HRCT and histological findings are important in the diagnosis of IPF in humans, but as well as clinical features and the absence of identifiable causes for interstitial lung disease. Indeed, dissimilar clinical entities may result in similar tomographic and histological appearances. ¹ The clinical presentation of our cat was similar to previous descriptions of the disease.^2,3 No known history of toxic exposure (eg, nitrosoureas) that could have caused pulmonary fibrosis was present in our cat. ¹⁵ Diffuse pulmonary metastases of carcinoma can sometimes present as an unstructured interstitial pattern. ¹⁶ Neoplasia was not identified histologically in our cat. An unstructured interstitial pulmonary pattern can also be observed in fungal pneumonia. ¹⁷ Based on low clinical suspicion, fungal urinary antigen testing was not performed, although histoplasmosis has been described in indoor-only cats. ¹⁸ Histologically, no evidence of infection was found in our case.
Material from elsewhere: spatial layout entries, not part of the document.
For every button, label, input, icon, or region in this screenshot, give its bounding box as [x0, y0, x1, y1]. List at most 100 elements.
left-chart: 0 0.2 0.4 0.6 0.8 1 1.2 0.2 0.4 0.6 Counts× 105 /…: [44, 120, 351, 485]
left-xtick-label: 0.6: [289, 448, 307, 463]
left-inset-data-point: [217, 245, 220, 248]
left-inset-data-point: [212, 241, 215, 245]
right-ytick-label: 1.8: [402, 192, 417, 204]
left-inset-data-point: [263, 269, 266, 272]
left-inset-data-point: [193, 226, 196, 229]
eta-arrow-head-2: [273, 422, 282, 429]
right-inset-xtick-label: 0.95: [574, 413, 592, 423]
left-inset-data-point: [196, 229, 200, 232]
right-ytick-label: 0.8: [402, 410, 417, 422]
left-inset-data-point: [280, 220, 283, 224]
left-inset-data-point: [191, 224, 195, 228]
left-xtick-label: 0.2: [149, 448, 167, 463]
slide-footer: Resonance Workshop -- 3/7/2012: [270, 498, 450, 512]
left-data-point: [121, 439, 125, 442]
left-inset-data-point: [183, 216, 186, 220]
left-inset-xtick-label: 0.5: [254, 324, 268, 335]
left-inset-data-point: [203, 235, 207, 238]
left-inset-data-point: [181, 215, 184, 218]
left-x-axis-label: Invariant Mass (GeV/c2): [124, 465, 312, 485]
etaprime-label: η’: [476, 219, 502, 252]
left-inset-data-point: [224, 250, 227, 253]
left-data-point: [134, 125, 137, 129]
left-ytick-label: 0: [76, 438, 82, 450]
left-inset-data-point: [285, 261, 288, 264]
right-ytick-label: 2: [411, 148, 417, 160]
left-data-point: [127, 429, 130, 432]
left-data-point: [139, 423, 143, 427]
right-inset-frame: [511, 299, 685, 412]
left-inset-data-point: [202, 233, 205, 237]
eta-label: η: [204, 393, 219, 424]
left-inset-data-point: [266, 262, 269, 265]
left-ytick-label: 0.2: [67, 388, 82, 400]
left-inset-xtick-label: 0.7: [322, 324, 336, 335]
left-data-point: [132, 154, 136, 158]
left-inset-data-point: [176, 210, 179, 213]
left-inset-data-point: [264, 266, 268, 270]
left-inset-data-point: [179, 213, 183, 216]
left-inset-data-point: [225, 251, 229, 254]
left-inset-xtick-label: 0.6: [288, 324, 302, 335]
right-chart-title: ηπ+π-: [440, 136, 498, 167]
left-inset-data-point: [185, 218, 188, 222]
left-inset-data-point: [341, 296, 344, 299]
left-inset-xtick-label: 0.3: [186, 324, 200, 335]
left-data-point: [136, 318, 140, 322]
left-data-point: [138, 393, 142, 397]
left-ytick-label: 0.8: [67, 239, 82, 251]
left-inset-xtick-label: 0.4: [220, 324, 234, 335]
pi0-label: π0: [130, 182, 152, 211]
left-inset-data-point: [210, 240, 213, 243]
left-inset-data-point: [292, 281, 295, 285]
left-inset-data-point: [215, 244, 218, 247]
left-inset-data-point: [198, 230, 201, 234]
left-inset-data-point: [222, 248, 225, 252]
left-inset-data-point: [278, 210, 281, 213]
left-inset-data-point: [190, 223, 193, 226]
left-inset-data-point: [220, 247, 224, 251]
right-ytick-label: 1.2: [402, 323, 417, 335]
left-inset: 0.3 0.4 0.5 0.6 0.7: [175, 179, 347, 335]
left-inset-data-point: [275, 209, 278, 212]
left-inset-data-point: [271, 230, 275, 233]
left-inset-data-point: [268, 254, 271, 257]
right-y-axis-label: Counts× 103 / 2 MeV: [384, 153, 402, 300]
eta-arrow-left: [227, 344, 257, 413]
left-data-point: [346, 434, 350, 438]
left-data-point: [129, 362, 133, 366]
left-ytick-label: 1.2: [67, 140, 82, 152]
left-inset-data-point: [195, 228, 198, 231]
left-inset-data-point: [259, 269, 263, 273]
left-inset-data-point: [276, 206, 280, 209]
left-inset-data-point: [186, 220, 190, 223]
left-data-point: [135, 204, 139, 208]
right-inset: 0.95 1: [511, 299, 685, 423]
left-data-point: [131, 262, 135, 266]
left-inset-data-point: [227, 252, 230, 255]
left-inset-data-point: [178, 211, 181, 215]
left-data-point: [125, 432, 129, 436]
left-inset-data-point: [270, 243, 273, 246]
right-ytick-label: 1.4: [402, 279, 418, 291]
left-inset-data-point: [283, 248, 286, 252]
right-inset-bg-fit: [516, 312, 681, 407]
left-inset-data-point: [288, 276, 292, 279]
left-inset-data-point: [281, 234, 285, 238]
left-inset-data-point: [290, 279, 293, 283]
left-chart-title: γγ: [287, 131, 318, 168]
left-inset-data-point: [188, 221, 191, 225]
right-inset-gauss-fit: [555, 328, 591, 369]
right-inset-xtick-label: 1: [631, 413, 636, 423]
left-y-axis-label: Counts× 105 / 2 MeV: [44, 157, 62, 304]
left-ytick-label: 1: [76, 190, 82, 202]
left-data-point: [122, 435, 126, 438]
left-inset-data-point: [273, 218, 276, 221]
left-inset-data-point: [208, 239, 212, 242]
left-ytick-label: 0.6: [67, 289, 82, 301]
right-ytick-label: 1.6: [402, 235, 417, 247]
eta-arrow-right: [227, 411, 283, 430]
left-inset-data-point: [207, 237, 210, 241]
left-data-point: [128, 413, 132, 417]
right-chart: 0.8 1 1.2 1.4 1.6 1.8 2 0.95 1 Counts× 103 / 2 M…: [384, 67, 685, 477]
Despite generalized traction bronchiectasis and coarse reticular opacity, which represents the most severe indicator of fibrosis in humans, the cat lived for 5 months after CT. ¹⁹ This survival time is consistent with previous reports of IPF in cats (average duration of signs before death/euthanasia of 5.5 months). ² In the largest study on feline IPF, only 4/23 cats lived for 1 year or more after initial veterinary evaluation of respiratory signs, despite various treatments, including glucocorticoids, antimicrobials, bronchodilators, diuretics, anthelmintics, cyproheptadine and cyclophosphamide. ³ According to new human guidelines, patients with IPF should not be treated with steroids, colchicine, cyclosporine, interferon-γ, bosetan, etanercept, anticoagulants or pirfenidone. ⁵ For this reason, and based on a previously reported poor response to steroids in cats, our cat was not discharged with any treatment. ³ Some human patients may benefit from acetylcysteine, long-term oxygen therapy or lung transplantation. ⁵ As cats with IPF often deteriorate markedly after invasive respiratory diagnostic procedures, awake or sedated CT should be preferred over CT under general anesthesia.^3,20

The CT findings in this case were different from a previous tomographic description of pulmonary fibrosis in cats, which included focally increased soft tissue attenuation, masses and ventral consolidation. ⁶ Despite their atypical distribution, in our case the lung lesions were more completely defined on the CT scans as opposed to conventional radiographs. Alveolar and bronchial diseases were suspected based on survey radiographs. Therefore, CT is likely a better imaging tool in cats with suspected IPF.

Conclusions

This case report illustrates the likely heterogeneity of feline pulmonary fibrotic disorders. Interstitial lung disease warrants further investigation for better characterization and classification in cats.